History handbooks used in schools contain important chapters dealing with the Holocaust for the 4th–5th grades, for 9th grade, and 11th–12th grades. The number of pages differs from one book to another. Two to six pages are written in general in these books, although some larger chapters. Most of the time, the book deals with the anti-Jewish policy in France, the hidden children during the war, and the responsibility of the Vichy regime for the arrests and the deportations. Some aspects of the concentration camps are also dealt with for which teachers often use other documents that they have gathered (maps, statistics, etc.) from other books.

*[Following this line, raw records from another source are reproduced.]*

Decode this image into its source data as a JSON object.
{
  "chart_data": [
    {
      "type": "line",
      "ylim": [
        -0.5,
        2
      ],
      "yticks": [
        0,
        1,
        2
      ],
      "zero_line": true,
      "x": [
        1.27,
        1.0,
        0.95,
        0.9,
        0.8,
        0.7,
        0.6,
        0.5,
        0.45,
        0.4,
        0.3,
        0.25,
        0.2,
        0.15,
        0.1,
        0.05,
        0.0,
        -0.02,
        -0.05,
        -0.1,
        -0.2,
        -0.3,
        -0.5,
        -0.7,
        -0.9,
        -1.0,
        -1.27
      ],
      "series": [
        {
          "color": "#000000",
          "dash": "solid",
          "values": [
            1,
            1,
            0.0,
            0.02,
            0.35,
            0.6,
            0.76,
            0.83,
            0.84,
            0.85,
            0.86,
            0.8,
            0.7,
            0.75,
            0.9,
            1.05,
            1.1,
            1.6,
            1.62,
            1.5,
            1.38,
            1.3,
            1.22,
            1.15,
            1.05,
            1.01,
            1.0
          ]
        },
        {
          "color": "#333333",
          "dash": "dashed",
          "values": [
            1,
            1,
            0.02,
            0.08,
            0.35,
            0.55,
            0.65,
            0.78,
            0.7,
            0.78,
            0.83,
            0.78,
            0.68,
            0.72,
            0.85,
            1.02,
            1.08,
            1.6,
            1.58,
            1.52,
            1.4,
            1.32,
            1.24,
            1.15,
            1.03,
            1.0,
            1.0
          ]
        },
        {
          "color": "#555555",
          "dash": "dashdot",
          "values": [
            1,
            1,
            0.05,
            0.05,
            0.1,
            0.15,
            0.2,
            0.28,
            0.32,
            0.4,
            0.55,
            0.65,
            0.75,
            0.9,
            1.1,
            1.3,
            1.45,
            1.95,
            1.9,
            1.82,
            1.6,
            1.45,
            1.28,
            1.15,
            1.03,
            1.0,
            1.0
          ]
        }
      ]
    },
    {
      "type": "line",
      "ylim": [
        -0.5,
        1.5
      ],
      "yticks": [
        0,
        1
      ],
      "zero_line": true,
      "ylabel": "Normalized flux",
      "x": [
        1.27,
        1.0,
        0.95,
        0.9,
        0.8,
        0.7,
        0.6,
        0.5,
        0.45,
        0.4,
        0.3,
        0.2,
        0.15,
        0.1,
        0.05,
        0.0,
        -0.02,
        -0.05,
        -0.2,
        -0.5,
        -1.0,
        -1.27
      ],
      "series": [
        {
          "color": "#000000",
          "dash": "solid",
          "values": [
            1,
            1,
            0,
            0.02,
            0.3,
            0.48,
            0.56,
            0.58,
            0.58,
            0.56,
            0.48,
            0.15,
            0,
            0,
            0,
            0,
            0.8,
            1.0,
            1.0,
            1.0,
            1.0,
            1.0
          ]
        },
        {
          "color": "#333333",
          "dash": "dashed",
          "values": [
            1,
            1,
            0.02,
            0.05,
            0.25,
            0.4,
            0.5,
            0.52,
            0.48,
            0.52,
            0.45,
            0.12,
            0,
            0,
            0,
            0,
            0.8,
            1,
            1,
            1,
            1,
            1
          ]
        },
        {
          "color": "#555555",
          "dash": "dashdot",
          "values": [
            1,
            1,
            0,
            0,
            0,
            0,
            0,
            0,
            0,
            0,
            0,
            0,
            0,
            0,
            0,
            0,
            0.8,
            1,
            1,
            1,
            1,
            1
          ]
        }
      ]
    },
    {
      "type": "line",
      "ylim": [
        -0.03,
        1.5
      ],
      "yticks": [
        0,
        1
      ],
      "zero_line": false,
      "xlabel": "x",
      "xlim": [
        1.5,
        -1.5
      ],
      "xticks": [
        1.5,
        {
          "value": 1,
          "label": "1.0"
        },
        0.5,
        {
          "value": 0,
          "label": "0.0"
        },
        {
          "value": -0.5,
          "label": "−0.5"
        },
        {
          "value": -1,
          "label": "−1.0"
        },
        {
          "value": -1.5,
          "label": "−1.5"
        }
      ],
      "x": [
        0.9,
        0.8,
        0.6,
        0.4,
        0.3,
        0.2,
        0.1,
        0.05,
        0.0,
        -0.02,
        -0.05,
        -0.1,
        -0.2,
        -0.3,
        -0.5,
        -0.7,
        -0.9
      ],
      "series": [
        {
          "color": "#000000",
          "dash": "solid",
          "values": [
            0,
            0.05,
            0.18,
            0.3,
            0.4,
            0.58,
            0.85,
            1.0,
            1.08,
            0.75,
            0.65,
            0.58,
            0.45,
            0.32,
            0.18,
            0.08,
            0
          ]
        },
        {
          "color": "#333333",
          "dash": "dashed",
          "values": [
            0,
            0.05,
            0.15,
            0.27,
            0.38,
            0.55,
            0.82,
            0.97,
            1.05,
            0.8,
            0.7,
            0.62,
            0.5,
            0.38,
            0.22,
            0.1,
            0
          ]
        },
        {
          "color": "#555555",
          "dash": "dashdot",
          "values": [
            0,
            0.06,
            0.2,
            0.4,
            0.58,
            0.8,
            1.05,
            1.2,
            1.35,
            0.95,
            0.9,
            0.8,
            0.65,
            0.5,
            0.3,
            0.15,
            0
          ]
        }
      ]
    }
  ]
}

13. What strategies of differentiation are typically used to make the study of the Holocaust accessible to students of different ages and with different learning needs?

Teachers obviously adapt their classes to the different psychological development levels and different ages of their students. For the younger pupils, they insist mainly on the difficulties of daily life and the discriminatory measures, concerning children for example. When students are old enough, they are taught about the deportation, the concentration camp universe, and the extermination process. In high school, many teachers use testimonies of survivors coming back from the camps to illustrate their classes.

14. How far and in what ways is your country’s own national history integrated into the teaching of the Holocaust?

In the past 20 years, teaching of the Holocaust has become an integral part of programmes concerning World War II and the repressive aspect of the Vichy regime. The role of French government in the anti-Jewish policy is clearly stated, particularly concerning the big raids of the summer of 1942 and the conditions in which the deportations took place with the active support of French authorities.

15. What are the three major obstacles to teaching and learning about the Holocaust in your country?

There is currently no major obstacle to Holocaust teaching in France, but three major difficulties must be pointed out:

— The lack of time for teaching this subject when teachers have difficulties in finishing a wide programme in the 9th and the 11th–12th grades.

— The opposition and/or the rejection of a minority of students, mainly Muslim ones in some suburbs, of a class specifically on the Jews and the Holocaust.

— The lack of real academic classes given to future teachers and to more experimented ones.